= John Gordon Smith (surgeon) =

John Gordon Smith (1792–1833) was a Scottish surgeon and early professor of medical jurisprudence.

==Life==
He was educated at Edinburgh and graduated in the university in 1810 with the highest honours in medicine. He entered the army as a surgeon, and was attached to the 12th Lancers at the battle of Waterloo, where he treated their commanding officer Frederick Ponsonby.

Smith retired from the army on half-pay when peace was concluded in 1815, and settled in London. Here he found it difficult to establish himself in practice, as he held a Scottish degree only, and was therefore not entitled to practise in England. He accepted the appointment of physician to the Duke of Sutherland, and resided with him for four years, writing on forensic medicine. At the same time he acted as surgeon to the Royal Westminster Ophthalmic Hospital.

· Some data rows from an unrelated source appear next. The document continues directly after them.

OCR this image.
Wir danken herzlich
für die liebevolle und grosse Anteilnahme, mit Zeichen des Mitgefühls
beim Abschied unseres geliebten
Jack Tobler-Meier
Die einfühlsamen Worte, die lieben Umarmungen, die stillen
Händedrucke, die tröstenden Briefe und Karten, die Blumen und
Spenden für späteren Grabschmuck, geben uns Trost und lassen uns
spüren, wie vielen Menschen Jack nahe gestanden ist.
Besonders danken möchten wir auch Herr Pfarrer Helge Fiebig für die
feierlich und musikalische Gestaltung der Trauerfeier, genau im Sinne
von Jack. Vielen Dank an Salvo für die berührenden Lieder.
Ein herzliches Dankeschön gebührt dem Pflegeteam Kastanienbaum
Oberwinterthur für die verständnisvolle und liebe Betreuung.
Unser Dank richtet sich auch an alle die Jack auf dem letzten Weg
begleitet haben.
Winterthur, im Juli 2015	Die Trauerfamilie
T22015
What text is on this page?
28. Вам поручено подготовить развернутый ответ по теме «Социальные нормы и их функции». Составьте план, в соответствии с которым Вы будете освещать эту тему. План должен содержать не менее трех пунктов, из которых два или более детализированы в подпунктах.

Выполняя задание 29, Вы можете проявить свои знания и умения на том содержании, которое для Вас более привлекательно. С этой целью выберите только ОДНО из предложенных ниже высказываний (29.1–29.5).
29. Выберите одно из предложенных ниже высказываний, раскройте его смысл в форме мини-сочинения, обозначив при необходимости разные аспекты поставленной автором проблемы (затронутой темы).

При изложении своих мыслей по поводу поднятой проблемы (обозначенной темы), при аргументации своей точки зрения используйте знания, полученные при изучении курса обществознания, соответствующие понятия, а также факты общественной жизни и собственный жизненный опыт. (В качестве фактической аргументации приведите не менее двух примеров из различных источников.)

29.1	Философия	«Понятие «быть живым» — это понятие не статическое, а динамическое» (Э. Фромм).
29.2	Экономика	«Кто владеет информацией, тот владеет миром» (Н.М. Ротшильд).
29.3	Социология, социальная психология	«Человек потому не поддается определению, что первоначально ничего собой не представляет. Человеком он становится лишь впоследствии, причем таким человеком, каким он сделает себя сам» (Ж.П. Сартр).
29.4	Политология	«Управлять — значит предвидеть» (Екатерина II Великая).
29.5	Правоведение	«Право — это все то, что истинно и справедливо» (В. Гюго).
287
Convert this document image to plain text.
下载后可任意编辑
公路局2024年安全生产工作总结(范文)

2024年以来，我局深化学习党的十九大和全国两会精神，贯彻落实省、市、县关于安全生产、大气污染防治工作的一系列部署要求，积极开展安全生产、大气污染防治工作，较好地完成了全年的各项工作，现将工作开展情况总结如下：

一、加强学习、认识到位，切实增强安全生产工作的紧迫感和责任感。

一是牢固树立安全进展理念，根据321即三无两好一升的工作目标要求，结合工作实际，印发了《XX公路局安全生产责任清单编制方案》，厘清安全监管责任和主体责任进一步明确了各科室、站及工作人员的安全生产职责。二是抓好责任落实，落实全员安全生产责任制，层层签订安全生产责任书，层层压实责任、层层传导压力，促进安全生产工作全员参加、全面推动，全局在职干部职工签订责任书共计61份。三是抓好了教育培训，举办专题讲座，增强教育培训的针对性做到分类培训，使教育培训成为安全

He also lectured on medical jurisprudence at the Royal Institution of Great Britain in 1825 and again in 1826, and at the Mechanics' Institute; and in 1829 he was elected the first professor of medical jurisprudence at the London University in Gower Street. None of the licensing bodies in London required any evidence of instruction in forensic medicine, and there was consequently no class. Smith lectured for two years, and then resigned his office.

For a time Smith edited the London Medical Repository. He died a debtor in the Fleet Prison, after fifteen months' confinement, on 16 September 1833. A reformer in politics and medicine, Smith was a pioneer of the study of medical jurisprudence, which Robert Christison was trying at the same time to set on a scientific basis. Smith campaigned, unsuccessfully, to place Scottish and English degrees and licences in medicine on an equal footing.

==Works==
Smith published, besides contributions to the Edinburgh Medical and Surgical Journal:

- 'De Asthmati,' Edinburgh, 1810.
- 'The Principles of Forensic Medicine,' London, 1821; 2nd edit. 1824; 3rd edit. 1827.
- 'An Analysis of Medical Evidence,' London, 1825.
- 'The Claims of Forensic Medicine,' 1829.
- 'Hints for the Examination of Medical Witnesses,' 1829.